Sebuah cengiran muncul di wajahku. Kuangkat kakiku dan croooooottt satu zombie jahat pun menjadi rata dengan tanah. “OHOHOHOHOHOHO” tawaku tanpa belas kasih. “Senter ini ternyata sangat ajaib!” tambahku semakin senang.
“TIDAAAKKKKK!!!!” jeritan miris dari belakangku. Kutolehkan kepala ke arah si kucing.
“Zombiku sayaaannggg… Kau membunuhnya!!!” ujar si kucing. “Meong meong meong meong!” tambahnya dengan bahasa kucing yang kurang lebih artinya ‘Akan kubalas! Akan kubalas!’
Siluman kucing itu berlari ke arahku dengan muka marah. Dengan gesit, kuambil senter dan menyorotkannya ke arah si kucing. Tubuh si kucing mendadak menyusut. Semakin kecil dan semakin kecil hingga sebesar jempolku.
“Rasakan itu Thumbelicat!” ujarku puas. “Pilih mati atau memperbaiki keadaan ini?” imbuhku.
“Meong meong meong,” ujarnya lagi dengan bahasa kucing yang artinya kurang lebih ‘kita akan segera bertemu lagi!’ Seketika dari bawah terlihat kepulan asap dan poooofff siluman kucing pun menghilang.
---
Kupandang kota Jakarta dari atas helikopter menuju tempat penampungan. Hari telah menjelang malam ketika kami terbang melintasinya. Tidak ada gemerlap lampu dari bawah sana. Gelap, suram, seperti kota mati.

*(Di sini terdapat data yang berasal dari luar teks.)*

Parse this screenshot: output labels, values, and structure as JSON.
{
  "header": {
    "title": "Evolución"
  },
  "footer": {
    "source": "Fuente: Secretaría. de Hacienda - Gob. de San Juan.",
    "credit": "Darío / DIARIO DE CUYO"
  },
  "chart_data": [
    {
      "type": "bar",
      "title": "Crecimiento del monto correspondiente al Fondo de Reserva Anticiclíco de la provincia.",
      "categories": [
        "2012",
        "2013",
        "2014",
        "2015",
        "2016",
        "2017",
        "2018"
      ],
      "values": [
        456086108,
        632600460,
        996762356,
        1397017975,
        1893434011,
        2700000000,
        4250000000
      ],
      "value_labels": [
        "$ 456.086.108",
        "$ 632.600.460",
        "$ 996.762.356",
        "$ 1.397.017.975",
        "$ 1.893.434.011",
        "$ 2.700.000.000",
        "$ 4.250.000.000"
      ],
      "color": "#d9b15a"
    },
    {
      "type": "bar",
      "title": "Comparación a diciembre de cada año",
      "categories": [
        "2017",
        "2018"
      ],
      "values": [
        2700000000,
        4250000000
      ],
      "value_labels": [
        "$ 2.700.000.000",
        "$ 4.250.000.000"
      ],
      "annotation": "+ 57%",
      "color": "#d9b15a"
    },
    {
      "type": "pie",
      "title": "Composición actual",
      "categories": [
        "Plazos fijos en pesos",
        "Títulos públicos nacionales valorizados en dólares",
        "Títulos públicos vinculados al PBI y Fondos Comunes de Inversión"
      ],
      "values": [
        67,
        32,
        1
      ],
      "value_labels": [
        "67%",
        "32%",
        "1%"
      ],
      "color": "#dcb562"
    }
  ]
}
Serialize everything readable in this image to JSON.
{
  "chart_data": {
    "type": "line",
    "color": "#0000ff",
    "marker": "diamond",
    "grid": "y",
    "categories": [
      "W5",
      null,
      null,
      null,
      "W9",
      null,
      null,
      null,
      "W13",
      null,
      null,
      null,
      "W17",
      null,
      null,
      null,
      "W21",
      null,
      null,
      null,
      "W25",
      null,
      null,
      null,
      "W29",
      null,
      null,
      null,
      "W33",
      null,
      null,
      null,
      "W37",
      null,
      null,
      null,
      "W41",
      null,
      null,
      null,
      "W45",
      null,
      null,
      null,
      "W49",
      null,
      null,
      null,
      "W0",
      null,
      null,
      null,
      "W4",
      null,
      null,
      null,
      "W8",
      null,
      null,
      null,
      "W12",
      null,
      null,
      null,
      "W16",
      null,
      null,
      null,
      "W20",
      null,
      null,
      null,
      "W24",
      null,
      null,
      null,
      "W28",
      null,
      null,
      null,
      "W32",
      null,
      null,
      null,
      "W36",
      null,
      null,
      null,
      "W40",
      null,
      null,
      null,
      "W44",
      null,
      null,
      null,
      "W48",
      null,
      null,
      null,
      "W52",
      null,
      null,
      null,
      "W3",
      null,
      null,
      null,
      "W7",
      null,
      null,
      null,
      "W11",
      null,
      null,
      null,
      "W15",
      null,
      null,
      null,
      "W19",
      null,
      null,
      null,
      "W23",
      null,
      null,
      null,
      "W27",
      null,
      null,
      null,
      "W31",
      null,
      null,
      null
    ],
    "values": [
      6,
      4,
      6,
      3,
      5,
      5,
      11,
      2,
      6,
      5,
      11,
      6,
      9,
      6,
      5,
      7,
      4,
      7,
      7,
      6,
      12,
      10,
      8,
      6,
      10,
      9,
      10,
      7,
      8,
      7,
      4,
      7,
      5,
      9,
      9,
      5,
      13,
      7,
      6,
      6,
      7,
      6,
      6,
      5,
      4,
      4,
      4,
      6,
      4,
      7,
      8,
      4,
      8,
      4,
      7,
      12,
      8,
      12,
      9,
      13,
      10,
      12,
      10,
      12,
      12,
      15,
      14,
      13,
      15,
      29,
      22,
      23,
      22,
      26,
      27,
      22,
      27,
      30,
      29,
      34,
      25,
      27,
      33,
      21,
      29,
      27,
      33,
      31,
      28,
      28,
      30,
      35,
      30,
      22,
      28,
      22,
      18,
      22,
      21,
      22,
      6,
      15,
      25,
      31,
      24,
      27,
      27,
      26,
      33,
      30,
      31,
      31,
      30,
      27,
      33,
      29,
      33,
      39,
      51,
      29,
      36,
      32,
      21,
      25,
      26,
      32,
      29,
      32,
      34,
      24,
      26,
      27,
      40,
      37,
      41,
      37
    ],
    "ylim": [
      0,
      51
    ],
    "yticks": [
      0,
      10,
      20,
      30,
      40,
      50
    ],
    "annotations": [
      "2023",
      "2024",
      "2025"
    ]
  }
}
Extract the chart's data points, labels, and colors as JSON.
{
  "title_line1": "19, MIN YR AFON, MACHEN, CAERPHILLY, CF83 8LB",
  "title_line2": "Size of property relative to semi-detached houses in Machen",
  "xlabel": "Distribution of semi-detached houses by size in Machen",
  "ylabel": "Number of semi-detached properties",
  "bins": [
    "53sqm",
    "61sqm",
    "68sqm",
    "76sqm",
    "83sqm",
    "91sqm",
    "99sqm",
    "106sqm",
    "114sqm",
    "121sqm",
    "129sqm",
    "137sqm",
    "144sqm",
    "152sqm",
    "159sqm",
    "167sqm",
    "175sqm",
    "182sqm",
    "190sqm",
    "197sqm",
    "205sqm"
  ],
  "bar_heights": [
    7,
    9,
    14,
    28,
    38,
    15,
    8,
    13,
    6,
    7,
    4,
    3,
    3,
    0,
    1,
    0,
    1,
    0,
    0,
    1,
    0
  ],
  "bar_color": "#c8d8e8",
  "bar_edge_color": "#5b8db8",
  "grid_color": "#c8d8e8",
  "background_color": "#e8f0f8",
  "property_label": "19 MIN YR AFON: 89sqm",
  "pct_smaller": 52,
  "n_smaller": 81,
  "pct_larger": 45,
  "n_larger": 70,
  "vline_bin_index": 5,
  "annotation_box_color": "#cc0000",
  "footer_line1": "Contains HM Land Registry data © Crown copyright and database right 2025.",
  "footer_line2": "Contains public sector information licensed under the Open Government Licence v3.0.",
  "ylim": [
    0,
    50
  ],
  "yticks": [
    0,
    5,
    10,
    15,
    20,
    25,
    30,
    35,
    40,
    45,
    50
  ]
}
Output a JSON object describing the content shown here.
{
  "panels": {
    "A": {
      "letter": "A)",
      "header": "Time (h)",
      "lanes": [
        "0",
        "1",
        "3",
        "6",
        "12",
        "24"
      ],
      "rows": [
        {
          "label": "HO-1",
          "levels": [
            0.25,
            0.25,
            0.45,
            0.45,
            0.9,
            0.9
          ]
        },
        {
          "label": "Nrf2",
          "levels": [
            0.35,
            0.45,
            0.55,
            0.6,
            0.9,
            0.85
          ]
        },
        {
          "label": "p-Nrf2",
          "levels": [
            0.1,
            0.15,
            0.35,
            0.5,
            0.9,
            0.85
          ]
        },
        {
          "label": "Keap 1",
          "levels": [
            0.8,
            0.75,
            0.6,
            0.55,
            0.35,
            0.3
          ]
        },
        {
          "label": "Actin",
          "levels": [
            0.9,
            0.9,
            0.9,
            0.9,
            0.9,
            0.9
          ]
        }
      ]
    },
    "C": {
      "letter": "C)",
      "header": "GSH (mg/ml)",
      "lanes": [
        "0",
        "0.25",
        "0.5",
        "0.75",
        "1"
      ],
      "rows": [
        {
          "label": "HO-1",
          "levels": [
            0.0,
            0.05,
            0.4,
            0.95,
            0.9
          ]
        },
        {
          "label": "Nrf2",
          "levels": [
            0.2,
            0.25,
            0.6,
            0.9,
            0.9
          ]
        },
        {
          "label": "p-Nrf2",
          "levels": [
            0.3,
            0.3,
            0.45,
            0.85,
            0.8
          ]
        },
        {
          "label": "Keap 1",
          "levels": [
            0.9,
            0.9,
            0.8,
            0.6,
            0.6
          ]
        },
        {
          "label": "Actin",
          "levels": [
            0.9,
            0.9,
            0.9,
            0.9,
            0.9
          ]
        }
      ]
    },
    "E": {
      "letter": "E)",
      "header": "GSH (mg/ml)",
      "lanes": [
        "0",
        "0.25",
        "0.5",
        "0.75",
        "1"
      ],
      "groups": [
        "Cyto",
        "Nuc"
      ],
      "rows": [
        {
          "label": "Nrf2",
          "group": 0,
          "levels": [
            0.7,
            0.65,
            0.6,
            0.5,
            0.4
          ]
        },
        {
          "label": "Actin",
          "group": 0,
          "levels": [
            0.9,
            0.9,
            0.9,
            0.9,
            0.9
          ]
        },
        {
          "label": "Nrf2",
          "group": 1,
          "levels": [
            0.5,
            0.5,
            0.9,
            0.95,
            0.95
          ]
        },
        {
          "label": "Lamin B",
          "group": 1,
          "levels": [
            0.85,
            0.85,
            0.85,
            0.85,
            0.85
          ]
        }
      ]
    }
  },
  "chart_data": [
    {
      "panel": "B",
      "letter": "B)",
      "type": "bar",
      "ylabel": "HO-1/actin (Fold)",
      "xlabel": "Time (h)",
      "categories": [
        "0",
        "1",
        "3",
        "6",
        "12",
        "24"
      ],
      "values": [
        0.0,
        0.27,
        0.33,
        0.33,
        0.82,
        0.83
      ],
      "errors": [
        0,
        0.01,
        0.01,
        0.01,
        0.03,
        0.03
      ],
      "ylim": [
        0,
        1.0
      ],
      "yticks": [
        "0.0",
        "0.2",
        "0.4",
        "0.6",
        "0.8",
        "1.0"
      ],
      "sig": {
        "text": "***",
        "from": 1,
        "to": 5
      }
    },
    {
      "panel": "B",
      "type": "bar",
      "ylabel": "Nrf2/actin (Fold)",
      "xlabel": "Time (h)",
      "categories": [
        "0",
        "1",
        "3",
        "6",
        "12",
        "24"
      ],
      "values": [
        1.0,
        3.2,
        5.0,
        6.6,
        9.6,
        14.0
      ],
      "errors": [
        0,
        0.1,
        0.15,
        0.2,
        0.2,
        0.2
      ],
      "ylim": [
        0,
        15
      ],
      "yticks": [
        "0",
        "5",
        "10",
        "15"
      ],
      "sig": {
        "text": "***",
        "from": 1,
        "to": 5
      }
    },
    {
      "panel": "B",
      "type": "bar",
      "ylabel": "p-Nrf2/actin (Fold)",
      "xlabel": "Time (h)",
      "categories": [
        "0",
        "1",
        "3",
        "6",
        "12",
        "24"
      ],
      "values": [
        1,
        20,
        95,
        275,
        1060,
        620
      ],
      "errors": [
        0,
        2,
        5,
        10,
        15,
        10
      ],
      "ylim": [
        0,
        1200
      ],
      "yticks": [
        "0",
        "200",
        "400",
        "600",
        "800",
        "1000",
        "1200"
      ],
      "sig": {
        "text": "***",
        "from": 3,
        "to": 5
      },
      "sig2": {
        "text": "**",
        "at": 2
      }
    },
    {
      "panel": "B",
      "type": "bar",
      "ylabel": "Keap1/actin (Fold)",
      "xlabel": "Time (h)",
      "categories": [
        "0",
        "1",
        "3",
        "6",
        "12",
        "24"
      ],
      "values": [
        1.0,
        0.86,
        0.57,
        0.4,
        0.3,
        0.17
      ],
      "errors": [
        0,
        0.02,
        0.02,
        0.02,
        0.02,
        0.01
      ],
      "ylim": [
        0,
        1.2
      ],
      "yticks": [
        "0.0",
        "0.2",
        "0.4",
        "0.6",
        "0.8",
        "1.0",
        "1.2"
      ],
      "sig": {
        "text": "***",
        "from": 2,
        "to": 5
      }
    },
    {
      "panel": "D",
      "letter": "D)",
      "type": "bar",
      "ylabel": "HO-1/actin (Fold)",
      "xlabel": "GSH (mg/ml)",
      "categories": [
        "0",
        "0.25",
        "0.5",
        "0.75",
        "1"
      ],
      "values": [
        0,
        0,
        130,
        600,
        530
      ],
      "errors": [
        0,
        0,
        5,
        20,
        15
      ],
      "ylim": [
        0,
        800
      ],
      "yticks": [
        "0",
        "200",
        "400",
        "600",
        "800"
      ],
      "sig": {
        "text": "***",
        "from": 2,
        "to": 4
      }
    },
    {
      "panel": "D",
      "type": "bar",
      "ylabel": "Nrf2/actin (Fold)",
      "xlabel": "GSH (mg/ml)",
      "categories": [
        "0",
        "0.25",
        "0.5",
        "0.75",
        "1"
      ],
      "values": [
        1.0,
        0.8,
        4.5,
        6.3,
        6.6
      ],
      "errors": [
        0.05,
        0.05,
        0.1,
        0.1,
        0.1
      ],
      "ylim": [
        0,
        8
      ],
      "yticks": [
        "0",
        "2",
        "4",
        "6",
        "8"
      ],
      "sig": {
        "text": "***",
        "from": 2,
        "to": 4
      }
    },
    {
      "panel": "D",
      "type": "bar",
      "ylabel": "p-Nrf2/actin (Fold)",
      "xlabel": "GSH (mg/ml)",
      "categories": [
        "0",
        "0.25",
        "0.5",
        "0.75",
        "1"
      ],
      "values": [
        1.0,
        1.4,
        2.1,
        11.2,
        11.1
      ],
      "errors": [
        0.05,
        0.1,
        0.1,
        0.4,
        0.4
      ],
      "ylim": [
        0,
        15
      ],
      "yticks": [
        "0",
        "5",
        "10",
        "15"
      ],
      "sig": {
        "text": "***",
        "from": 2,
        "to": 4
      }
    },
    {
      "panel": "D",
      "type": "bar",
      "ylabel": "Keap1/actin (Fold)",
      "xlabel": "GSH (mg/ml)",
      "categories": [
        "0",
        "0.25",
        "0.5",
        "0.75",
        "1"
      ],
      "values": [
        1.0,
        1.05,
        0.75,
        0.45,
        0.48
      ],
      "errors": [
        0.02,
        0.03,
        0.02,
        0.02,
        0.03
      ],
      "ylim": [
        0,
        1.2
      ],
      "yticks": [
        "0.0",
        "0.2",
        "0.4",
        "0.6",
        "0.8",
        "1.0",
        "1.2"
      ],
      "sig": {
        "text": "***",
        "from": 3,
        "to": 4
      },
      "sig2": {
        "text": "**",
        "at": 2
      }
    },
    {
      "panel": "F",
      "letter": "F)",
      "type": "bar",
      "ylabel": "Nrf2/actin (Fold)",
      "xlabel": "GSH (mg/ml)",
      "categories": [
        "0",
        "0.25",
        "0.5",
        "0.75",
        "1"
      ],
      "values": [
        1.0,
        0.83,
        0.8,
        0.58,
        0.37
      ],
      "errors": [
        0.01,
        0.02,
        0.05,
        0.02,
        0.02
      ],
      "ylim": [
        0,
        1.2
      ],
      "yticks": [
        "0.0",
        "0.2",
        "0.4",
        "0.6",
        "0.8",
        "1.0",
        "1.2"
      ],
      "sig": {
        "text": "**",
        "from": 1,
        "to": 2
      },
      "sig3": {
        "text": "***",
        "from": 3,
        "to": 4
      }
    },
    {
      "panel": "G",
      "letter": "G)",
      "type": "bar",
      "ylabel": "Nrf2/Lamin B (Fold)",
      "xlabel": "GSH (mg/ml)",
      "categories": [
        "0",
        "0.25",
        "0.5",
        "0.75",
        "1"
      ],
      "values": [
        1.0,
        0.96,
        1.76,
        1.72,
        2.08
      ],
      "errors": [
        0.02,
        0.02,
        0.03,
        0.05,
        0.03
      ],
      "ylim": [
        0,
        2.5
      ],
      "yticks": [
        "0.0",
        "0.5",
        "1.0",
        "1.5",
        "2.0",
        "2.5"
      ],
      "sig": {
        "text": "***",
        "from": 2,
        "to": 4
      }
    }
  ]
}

“Siluman kucing, kita akan segera bertemu lagi,” kataku pelan.
---
Epilogue:
Hari ini genap dua puluh delapan hari sejak kejadian itu. Kunyalakan TV dari bunker kota X dipinggiran Jakarta. Siaran berita kembali menayangkan situasi terkini tentang virus zombie 01.
"Setelah diadakan penelitian, para ahli biologi menyatakan bahwa virus zombie 01 merupakan hasil mutasi virus tokso yang berasal dari kucing," Najwa Shiaab melaporkan. "Konon, kucing penyebab virus ini sempat terlihat di reruntuhan kota Jakarta," lanjutnya.
Seketika layar televisiku menunjukkan gambar siluman kucing berkacamata yang diperbesar melalui satelit.